昨日の朝亡くなった赤ちゃんは、いつも昼ごはんを一緒に食べていた15歳の少女ポンセの子供でした。NEOにはあまり裕福ではない家庭の赤ちゃんが多いのですが、そのせいかお母さんの平均年齢が驚くほど若い、と言うよりも幼いのです。18歳、16歳、果ては13歳の”お母さん”も居て、思わず言葉を失ったことも。そして、まだまだ出産の準備が整っていない体に宿ってしまった赤ちゃんが、過度の早産で超未熟児として生まれてしまいます。

ポンセの赤ちゃんもその一人。600グラムで生まれ、500グラム台まで落ち、そこからなんとか1キロ弱まで増えたものの、不完全な体は外の世界に耐えられなかったのです。数日前にポンセから「赤ちゃんの肺に水がたまってしまった」と聞いた時から、「ああ可哀想に、これはダメかもしれないな」と思っていました。でもポンセは15歳の幼さから、事の重大さをよく分かっていなかったのでしょう。心配こそすれ陽気だったのが余計痛々しく映りました。

小さな遺体は早朝に運び出され、その後には何事もなかったかのように別の赤ちゃんが保育器に納まり、こうしてNEOは日常へと戻っていきました。

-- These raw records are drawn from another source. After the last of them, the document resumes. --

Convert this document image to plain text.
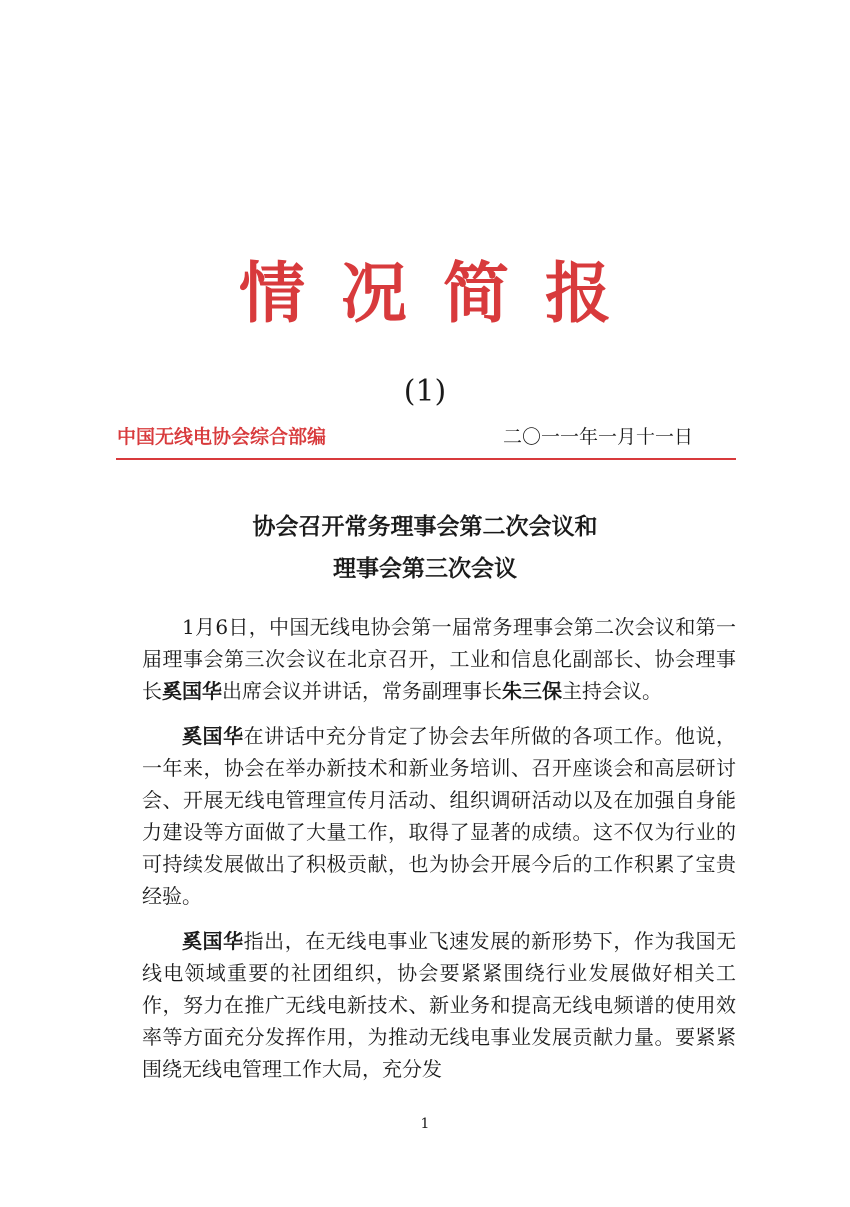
情况简报
(1)
中国无线电协会综合部编	二〇一一年一月十一日
协会召开常务理事会第二次会议和
理事会第三次会议

1月6日，中国无线电协会第一届常务理事会第二次会议和第一届理事会第三次会议在北京召开，工业和信息化副部长、协会理事长奚国华出席会议并讲话，常务副理事长朱三保主持会议。

奚国华在讲话中充分肯定了协会去年所做的各项工作。他说，一年来，协会在举办新技术和新业务培训、召开座谈会和高层研讨会、开展无线电管理宣传月活动、组织调研活动以及在加强自身能力建设等方面做了大量工作，取得了显著的成绩。这不仅为行业的可持续发展做出了积极贡献，也为协会开展今后的工作积累了宝贵经验。

奚国华指出，在无线电事业飞速发展的新形势下，作为我国无线电领域重要的社团组织，协会要紧紧围绕行业发展做好相关工作，努力在推广无线电新技术、新业务和提高无线电频谱的使用效率等方面充分发挥作用，为推动无线电事业发展贡献力量。要紧紧围绕无线电管理工作大局，充分发

1
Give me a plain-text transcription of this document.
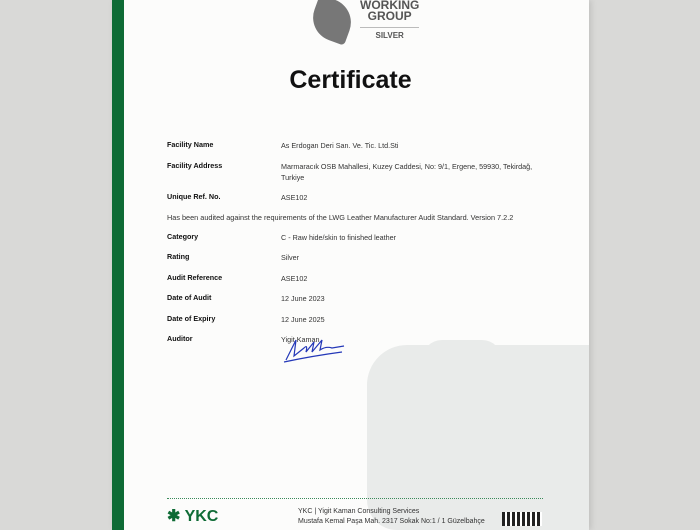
WORKING
GROUP
SILVER
Certificate
Facility Name	As Erdogan Deri San. Ve. Tic. Ltd.Sti
Facility Address	Marmaracık OSB Mahallesi, Kuzey Caddesi, No: 9/1, Ergene, 59930, Tekirdağ, Turkiye
Unique Ref. No.	ASE102
Has been audited against the requirements of the LWG Leather Manufacturer Audit Standard. Version 7.2.2
Category	C - Raw hide/skin to finished leather
Rating	Silver
Audit Reference	ASE102
Date of Audit	12 June 2023
Date of Expiry	12 June 2025
Auditor	Yigit Kaman
✱ YKC	YKC | Yigit Kaman Consulting Services
Mustafa Kemal Paşa Mah. 2317 Sokak No:1 / 1 Güzelbahçe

夜に亡くなった赤ちゃんは、一日前に生まれ、即座にNEO入りとなりました。私の背後の保育器に入れられた赤ちゃんを大勢の医師が取り囲み、その場でエコーやレントゲンが取られ、直後に保育器で手術となりました。新生児特有の赤い肌ではなく、透き通るように真っ白な肌がその子の状態を告げているようでした。

そして1日経った昨日の夜、若い夫婦が子供を抱きかかえて泣きじゃくる横で、看護師達がそっと諸々の機材の電源を切っているのに気がつきました。全ては私の直ぐ後ろで起こったことで、悲しみの波が空気を震わせ私の胸にも押し寄せて来るようでした。待ちに待った愛しい我が子との対面のはずが、予期せぬ不幸に見舞われてしまうその衝撃が分かるから、私も背中を向けたままポロポロと溢れる涙を黙ってぬぐったのでした。

ここにいると、何も問題が無く赤ちゃんが生まれてくることが決して”普通のこと”ではないと思い知らされます。むしろ、望んだように妊娠し、妊娠期間中母子共に異常なく、そして健康に40週前後で生まれてくるという自然現象は、とても有難いことなのだと心底思うようになりました。

こうして、ムスメの状態の変化に加え、NEOのハードな空気の中過ごした50日間。ある日、病院の帰り道、ふとビルのガラスに映った自分の姿を見て愕然としました。目の下には真っ黒なくま、丸まった背中、構わない洋服、そして全身から放つ疲労感・・・。

その時思ったのです。”病気の子供と、疲れ切った母親”・・・そんな図だけは絶対に嫌だ!と。ムスメに自慢に思ってもらえるような母親であり、女性でありたい、と。。

その日私は、妊娠中はけなかったヒールのサンダルをいくつも引っ張り出し、翌日からは背筋をしゃんと伸ばしてNEOに通うようになりました。看護師達にも「あ、ヒールで来たな」と言われ、「気合入れようと思って」と答えたら、「いいね~、いいと思うよ」と返されました。NEOのレントゲン技師にも「美人のママさん」と呼ばれ(お世辞です)、数日後には道端でも久々にナンパされ、よ~し!まだまだいけるじゃん!!と自信(?)を取り戻した次第です。

来週からいよいよ小児病院にムスメ共々入院となりそうです。長い入院生活でまたしてもだらけた姿にならないよう、しっかり荷物の準備をして、いざ次へ。

生きて産まれてきてくれた、そして今も毎日頑張って生き続けようとしているムスメと、家族みんなの幸せのために。